The Bubble is a 1966 American 3-D science fiction film in color, later re-released under the title Fantastic Invasion of Planet Earth.
The Bubble utilizes many gimmick shots that serve only to showcase the 3-D, which in 1966, after a dozen years' near-total absence from U.S. screens, was once again a novelty interesting in itself.
Scenes of vacant-faced townspeople strolling along the sidewalk in a daze while repeatedly opening and closing umbrellas, prolonged beyond any storytelling necessity, are revisited at intervals.
Much of this gratuitous footage was trimmed out before later re-releases, unburdening the film of roughly twenty minutes of its original nearly two-hour running time.

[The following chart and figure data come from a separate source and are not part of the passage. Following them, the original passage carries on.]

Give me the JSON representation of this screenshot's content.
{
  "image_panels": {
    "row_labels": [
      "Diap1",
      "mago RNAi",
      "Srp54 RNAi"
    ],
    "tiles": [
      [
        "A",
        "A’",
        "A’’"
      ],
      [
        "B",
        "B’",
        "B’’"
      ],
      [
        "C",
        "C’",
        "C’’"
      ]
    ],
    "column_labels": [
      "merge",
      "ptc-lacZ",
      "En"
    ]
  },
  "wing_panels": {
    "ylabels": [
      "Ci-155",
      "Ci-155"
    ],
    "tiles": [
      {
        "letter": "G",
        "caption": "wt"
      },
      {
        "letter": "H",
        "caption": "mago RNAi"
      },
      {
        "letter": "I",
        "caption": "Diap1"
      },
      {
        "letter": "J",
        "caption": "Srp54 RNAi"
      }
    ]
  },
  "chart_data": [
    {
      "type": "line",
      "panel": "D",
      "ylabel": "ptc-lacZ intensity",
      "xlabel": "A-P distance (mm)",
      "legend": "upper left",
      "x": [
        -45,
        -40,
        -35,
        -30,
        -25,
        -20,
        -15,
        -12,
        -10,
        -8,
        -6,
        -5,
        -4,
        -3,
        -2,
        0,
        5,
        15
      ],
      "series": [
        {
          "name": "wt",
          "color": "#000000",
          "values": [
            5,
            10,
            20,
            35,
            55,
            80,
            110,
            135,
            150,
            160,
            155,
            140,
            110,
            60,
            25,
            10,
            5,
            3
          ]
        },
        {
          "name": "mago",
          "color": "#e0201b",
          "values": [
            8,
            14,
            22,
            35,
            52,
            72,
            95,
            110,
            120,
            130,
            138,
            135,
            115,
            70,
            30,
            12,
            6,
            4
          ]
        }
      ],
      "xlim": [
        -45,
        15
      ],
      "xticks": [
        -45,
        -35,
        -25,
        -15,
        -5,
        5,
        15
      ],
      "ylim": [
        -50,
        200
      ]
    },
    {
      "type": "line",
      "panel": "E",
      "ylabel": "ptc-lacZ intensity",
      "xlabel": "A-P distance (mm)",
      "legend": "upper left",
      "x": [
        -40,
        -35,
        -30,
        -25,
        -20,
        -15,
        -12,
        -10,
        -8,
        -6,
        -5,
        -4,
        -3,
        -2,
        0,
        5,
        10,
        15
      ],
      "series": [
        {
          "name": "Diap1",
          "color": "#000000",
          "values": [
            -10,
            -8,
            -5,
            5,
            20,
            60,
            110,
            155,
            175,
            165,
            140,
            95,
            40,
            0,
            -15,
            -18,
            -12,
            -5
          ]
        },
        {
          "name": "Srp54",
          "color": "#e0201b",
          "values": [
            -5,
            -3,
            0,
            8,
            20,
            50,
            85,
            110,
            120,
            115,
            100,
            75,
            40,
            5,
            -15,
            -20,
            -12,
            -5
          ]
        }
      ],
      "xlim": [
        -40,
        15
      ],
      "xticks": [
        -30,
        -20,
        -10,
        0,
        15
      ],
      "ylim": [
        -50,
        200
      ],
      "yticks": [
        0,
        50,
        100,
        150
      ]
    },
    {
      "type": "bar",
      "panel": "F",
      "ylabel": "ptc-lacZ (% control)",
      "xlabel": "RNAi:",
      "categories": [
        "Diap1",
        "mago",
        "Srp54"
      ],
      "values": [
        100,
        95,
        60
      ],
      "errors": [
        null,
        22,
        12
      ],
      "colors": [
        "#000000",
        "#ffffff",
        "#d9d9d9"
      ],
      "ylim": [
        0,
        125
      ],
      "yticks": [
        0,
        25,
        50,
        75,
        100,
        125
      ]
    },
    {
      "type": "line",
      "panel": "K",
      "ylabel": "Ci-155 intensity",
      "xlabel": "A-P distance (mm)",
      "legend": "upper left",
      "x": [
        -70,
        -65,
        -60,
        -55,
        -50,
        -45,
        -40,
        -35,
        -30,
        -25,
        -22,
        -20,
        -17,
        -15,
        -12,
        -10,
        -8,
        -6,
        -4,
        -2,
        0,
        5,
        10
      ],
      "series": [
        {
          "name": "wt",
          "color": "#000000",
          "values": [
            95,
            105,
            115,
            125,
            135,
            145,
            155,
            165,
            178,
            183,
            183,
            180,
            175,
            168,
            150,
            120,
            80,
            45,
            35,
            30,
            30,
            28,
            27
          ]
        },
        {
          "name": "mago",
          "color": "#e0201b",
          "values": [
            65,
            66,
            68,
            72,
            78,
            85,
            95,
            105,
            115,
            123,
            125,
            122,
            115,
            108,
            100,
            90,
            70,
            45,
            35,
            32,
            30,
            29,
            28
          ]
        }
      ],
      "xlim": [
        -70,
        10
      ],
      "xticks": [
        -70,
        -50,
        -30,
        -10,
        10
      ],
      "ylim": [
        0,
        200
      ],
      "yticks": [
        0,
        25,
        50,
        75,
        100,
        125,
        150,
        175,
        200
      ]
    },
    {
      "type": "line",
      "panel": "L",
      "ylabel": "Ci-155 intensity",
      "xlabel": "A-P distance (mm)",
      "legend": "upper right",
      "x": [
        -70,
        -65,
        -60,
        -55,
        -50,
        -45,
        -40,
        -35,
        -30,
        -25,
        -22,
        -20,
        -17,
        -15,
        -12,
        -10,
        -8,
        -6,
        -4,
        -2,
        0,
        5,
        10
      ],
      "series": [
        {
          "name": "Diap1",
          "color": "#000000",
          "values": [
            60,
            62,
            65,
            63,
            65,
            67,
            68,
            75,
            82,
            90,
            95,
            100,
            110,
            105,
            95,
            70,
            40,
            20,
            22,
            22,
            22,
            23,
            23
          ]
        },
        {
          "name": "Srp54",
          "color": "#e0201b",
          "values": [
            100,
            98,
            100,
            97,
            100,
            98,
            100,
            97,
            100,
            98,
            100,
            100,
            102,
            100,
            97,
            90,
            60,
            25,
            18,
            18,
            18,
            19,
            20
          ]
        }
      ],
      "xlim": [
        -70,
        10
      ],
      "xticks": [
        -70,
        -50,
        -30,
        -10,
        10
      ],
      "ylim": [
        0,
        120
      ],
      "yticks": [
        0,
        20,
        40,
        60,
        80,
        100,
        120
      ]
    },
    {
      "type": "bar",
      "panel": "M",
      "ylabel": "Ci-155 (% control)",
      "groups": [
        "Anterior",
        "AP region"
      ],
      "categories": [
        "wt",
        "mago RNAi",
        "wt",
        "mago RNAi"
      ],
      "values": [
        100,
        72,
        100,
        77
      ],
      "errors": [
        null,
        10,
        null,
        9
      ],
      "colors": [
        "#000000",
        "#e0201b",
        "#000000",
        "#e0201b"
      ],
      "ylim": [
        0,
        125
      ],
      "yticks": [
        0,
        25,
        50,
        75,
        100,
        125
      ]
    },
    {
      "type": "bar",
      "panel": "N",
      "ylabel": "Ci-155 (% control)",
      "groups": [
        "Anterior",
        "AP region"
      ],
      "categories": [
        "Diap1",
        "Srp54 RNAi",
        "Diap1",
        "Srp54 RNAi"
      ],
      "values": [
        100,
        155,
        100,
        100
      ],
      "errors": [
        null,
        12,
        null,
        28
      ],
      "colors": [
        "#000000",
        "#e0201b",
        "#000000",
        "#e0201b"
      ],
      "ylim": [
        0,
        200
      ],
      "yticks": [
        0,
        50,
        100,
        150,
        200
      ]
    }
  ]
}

[6] Unlike the two-camera, two-projector systems used to make and show the 3-D feature films of the 1950s, Space-Vision used a single ordinary movie camera with an external optical attachment that allowed it to simultaneously photograph the left-eye and right-eye views stacked in an "over-and-under" configuration on a single frame of film.
Because each image was only half the standard height, this resulted in a widescreen aspect ratio with roughly the same proportions as CinemaScope.
Functionally identical over-and-under systems, branded with various names, were used for most of the films made during a revival of 3-D that began with the release of Comin' at Ya!
[7] The Bubble, under its original title, was the feature film in a November 2022 episode of the long-running movie-riffing comedy show Mystery Science Theater 3000.